組み立て方は、はじめに高さが約80cmとなる樹脂製の架台を組み立て、その上にアルミ製の枠のパネルを設置します。その設置したパネルの中に衛生的なポリエチレン製の内袋を広げ、加圧給水車等で運搬した水をこの内袋の中に入れ、応急給水を実施します。

なお、この仮設受水槽の組み立て時間は、2人で行ってもだいたい10分程度で設置が可能となっています。

佐藤けいすけ

かなりコンパクトで、すぐに組み立てられるイメージはもったところです。

また、仮設受水槽は、令和6年能登半島地震では、数多く活用されたと聞いていますが、どのような場所に設置され、どこから集めたのか伺います。

企画調整担当課長

令和6年能登半島地震では、水道施設の被害が甚大で、日本水道協会を通じて全国の水道事業体による応急復旧や応急給水の支援が行われました。応急給水については多くの住民が被災したため、避難所や病院、福祉施設のほか、防災センターや公民館、スポーツセンターなどに給水拠点を設け、応急給水が実施されました。特にこの給水拠点の多くが、仮設受水槽を使用しており、加圧給水車からの水を一度受けて、住民の方などへ給水する方法が行われました。加圧給水車の機動的な運用と合わせて、効果的に水を配ることができました。また、それらの仮設受水槽については、県営水道には依頼がなかったものの、日本水道協会を通じて各水道事業体に依頼があり、全国からかき集めたと聞いています。

佐藤けいすけ

実際の災害時において、今回県営水道が配備する仮設受水槽について、給水区域内の市町に貸出し、支援することは承知していますが、その他に、近隣の水道事業体や給水区域外の市町村に貸出すことも可能なのか伺います。

企画調整担当課長

県営水道で配備する仮設受水槽については、給水区域内の市町に貸し出すことを想定しています。

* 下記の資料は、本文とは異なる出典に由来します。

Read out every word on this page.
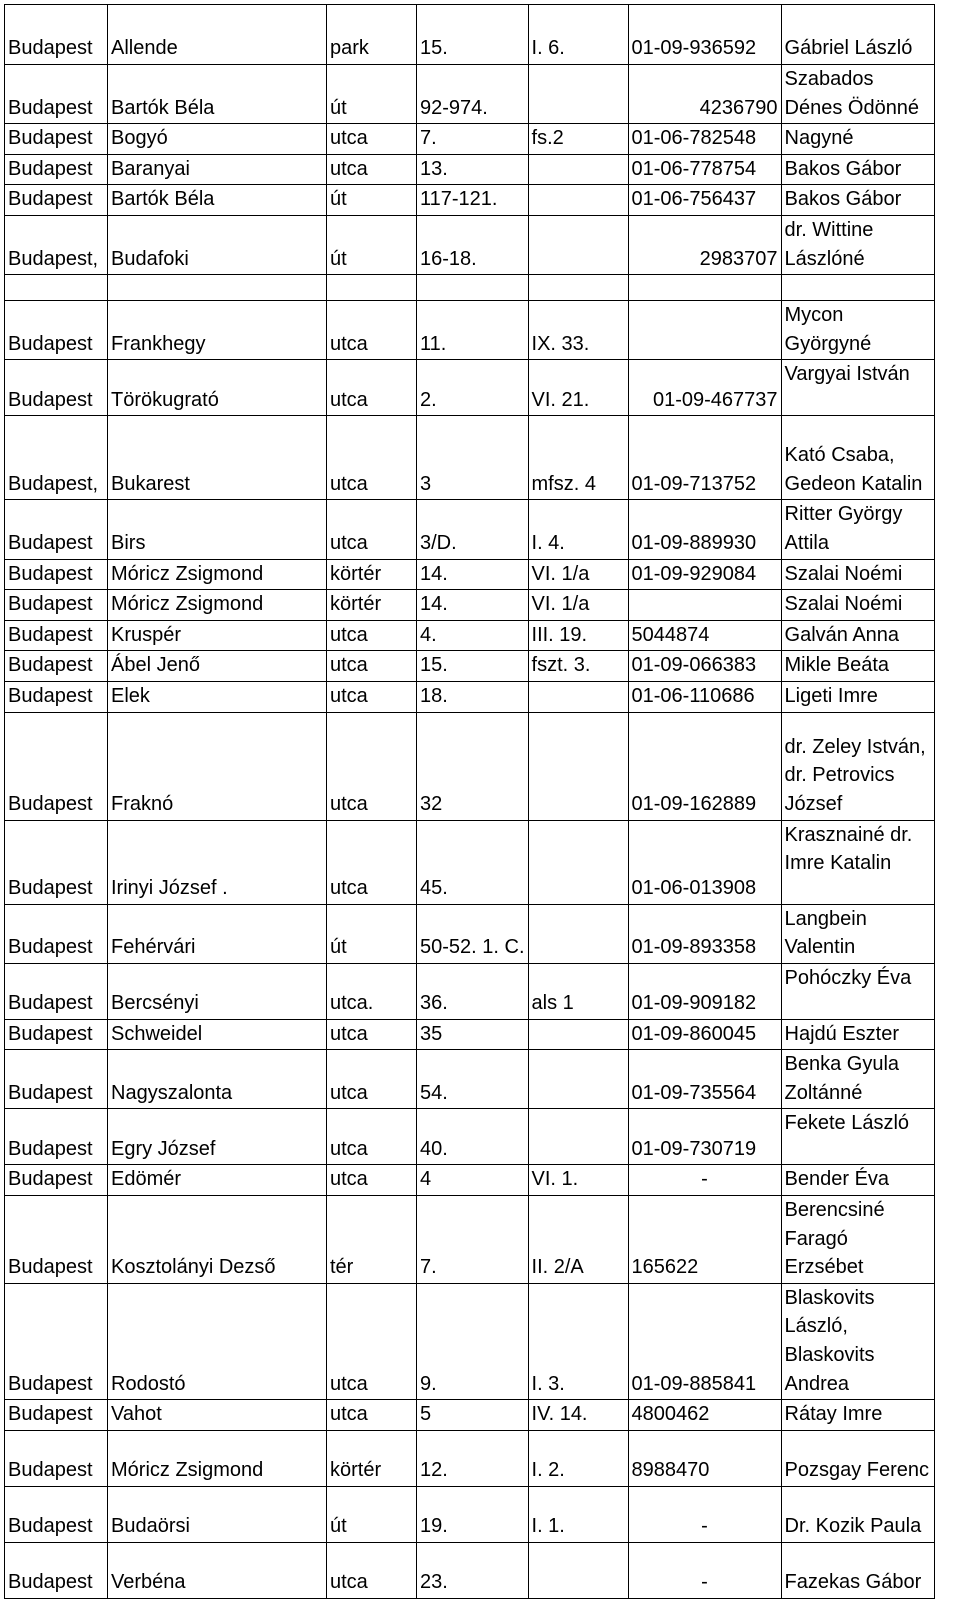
Budapest	Allende	park	15.	I. 6.	01-09-936592	Gábriel László
Budapest	Bartók Béla	út	92-974.		4236790	Szabados Dénes Ödönné
Budapest	Bogyó	utca	7.	fs.2	01-06-782548	Nagyné
Budapest	Baranyai	utca	13.		01-06-778754	Bakos Gábor
Budapest	Bartók Béla	út	117-121.		01-06-756437	Bakos Gábor
Budapest,	Budafoki	út	16-18.		2983707	dr. Wittine Lászlóné

Budapest	Frankhegy	utca	11.	IX. 33.		Mycon Györgyné
Budapest	Törökugrató	utca	2.	VI. 21.	01-09-467737	Vargyai István
Budapest,	Bukarest	utca	3	mfsz. 4	01-09-713752	Kató Csaba, Gedeon Katalin
Budapest	Birs	utca	3/D.	I. 4.	01-09-889930	Ritter György Attila
Budapest	Móricz Zsigmond	körtér	14.	VI. 1/a	01-09-929084	Szalai Noémi
Budapest	Móricz Zsigmond	körtér	14.	VI. 1/a		Szalai Noémi
Budapest	Kruspér	utca	4.	III. 19.	5044874	Galván Anna
Budapest	Ábel Jenő	utca	15.	fszt. 3.	01-09-066383	Mikle Beáta
Budapest	Elek	utca	18.		01-06-110686	Ligeti Imre
Budapest	Fraknó	utca	32		01-09-162889	dr. Zeley István, dr. Petrovics József
Budapest	Irinyi József .	utca	45.		01-06-013908	Krasznainé dr. Imre Katalin
Budapest	Fehérvári	út	50-52. 1. C.		01-09-893358	Langbein Valentin
Budapest	Bercsényi	utca.	36.	als 1	01-09-909182	Pohóczky Éva
Budapest	Schweidel	utca	35		01-09-860045	Hajdú Eszter
Budapest	Nagyszalonta	utca	54.		01-09-735564	Benka Gyula Zoltánné
Budapest	Egry József	utca	40.		01-09-730719	Fekete László
Budapest	Edömér	utca	4	VI. 1.	-	Bender Éva
Budapest	Kosztolányi Dezső	tér	7.	II. 2/A	165622	Berencsiné Faragó Erzsébet
Budapest	Rodostó	utca	9.	I. 3.	01-09-885841	Blaskovits László, Blaskovits Andrea
Budapest	Vahot	utca	5	IV. 14.	4800462	Rátay Imre
Budapest	Móricz Zsigmond	körtér	12.	I. 2.	8988470	Pozsgay Ferenc
Budapest	Budaörsi	út	19.	I. 1.	-	Dr. Kozik Paula
Budapest	Verbéna	utca	23.		-	Fazekas Gábor
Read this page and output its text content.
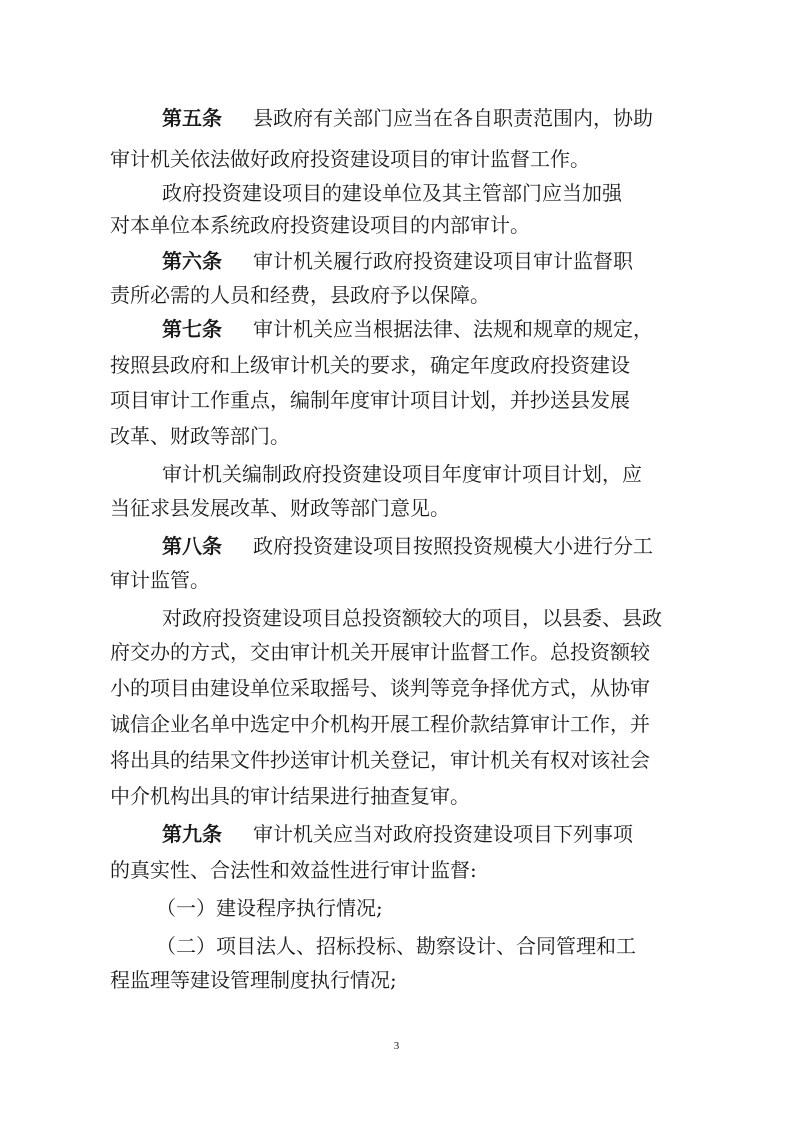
第五条 县政府有关部门应当在各自职责范围内，协助
审计机关依法做好政府投资建设项目的审计监督工作。
政府投资建设项目的建设单位及其主管部门应当加强
对本单位本系统政府投资建设项目的内部审计。
第六条 审计机关履行政府投资建设项目审计监督职
责所必需的人员和经费，县政府予以保障。
第七条 审计机关应当根据法律、法规和规章的规定，
按照县政府和上级审计机关的要求，确定年度政府投资建设
项目审计工作重点，编制年度审计项目计划，并抄送县发展
改革、财政等部门。
审计机关编制政府投资建设项目年度审计项目计划，应
当征求县发展改革、财政等部门意见。
第八条 政府投资建设项目按照投资规模大小进行分工
审计监管。
对政府投资建设项目总投资额较大的项目，以县委、县政
府交办的方式，交由审计机关开展审计监督工作。总投资额较
小的项目由建设单位采取摇号、谈判等竞争择优方式，从协审
诚信企业名单中选定中介机构开展工程价款结算审计工作，并
将出具的结果文件抄送审计机关登记，审计机关有权对该社会
中介机构出具的审计结果进行抽查复审。
第九条 审计机关应当对政府投资建设项目下列事项
的真实性、合法性和效益性进行审计监督:
（一）建设程序执行情况;
（二）项目法人、招标投标、勘察设计、合同管理和工
程监理等建设管理制度执行情况;
3
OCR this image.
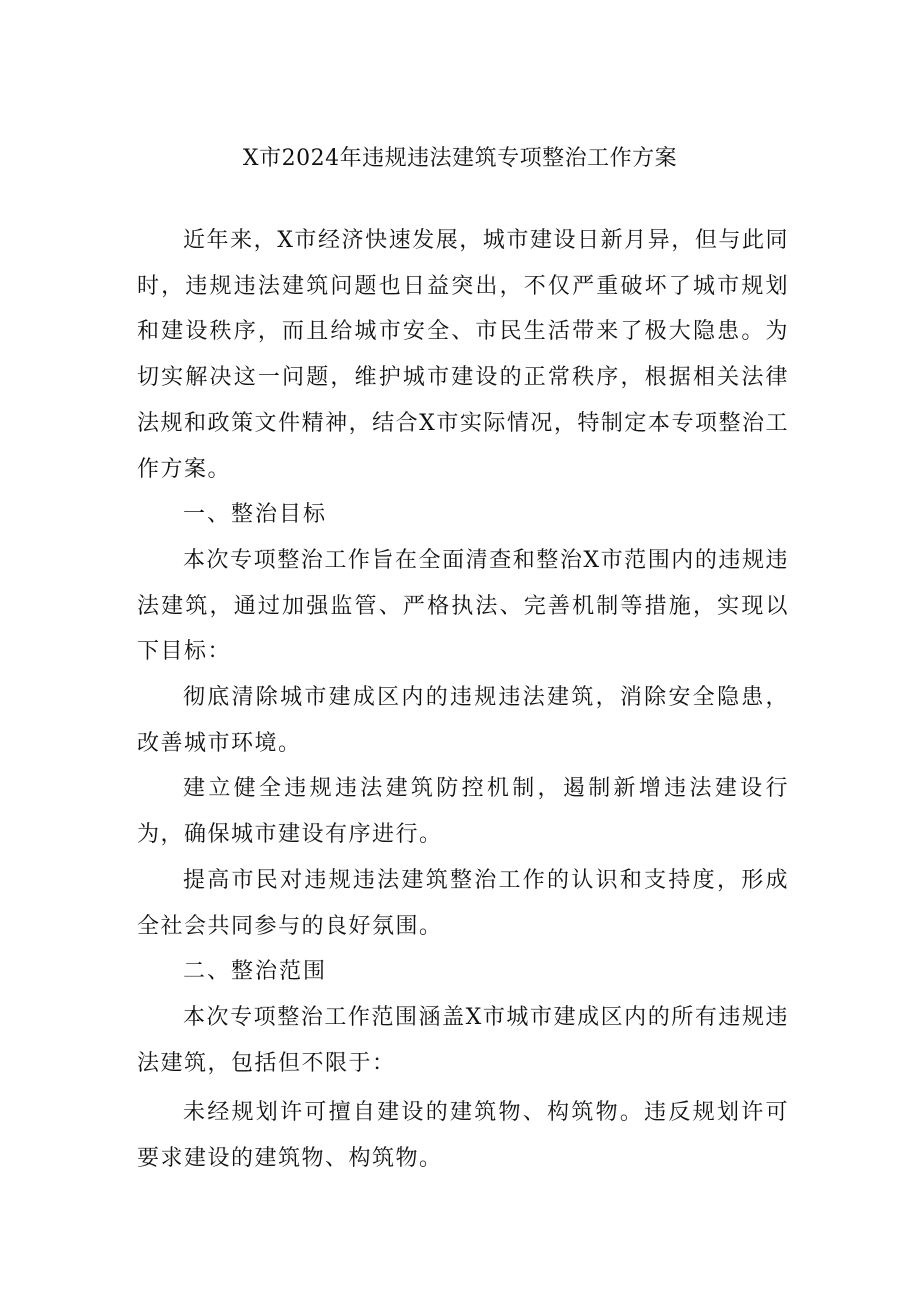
X市2024年违规违法建筑专项整治工作方案

近年来，X市经济快速发展，城市建设日新月异，但与此同时，违规违法建筑问题也日益突出，不仅严重破坏了城市规划和建设秩序，而且给城市安全、市民生活带来了极大隐患。为切实解决这一问题，维护城市建设的正常秩序，根据相关法律法规和政策文件精神，结合X市实际情况，特制定本专项整治工作方案。

一、整治目标

本次专项整治工作旨在全面清查和整治X市范围内的违规违法建筑，通过加强监管、严格执法、完善机制等措施，实现以下目标：

彻底清除城市建成区内的违规违法建筑，消除安全隐患，改善城市环境。

建立健全违规违法建筑防控机制，遏制新增违法建设行为，确保城市建设有序进行。

提高市民对违规违法建筑整治工作的认识和支持度，形成全社会共同参与的良好氛围。

二、整治范围

本次专项整治工作范围涵盖X市城市建成区内的所有违规违法建筑，包括但不限于：

未经规划许可擅自建设的建筑物、构筑物。违反规划许可要求建设的建筑物、构筑物。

しかし、災害時には県営水道が貸し出すことが可能であれば、今回の能登半島地震のように、日本水道協会を通じ、仮設受水槽を近隣の水道事業体などへ貸し出す支援も可能であると考えています。

佐藤けいすけ

それでは、県営水道は今回配備する仮設受水槽を活用し、今後、災害体制の強化にどのように取り組んでいくのか伺います。

企画調整担当課長

今後、仮設受水槽を給水区域内の市町や近隣の水道事業体などに貸し出すための仕組みづくりとして、新たに貸し出し要領を定め、実際の災害時に迅速な対応ができるよう進めていきたいと考えています。県営水道、このような細部に渡るスキームづくりを通じ、災害、その他非常の場合における応急給水の支援を行うため、より一層の災害体制の強化に取り組んでいきます。

佐藤けいすけ

被災した住民の方に出来る限り多くの水を届けることができる仮設受水槽は、災害時に貴重な資機材となると考えます。今後も県営水道は、給水区域内の市町に仮設受水槽の配備を促すとともに、それらを利用した訓練等も実施し、また、日本水道協会を通じた近隣水道事業体などへの支援についても連携を図るなど、しっかりと災害時の体制強化に取り組んでいただきたいと思います。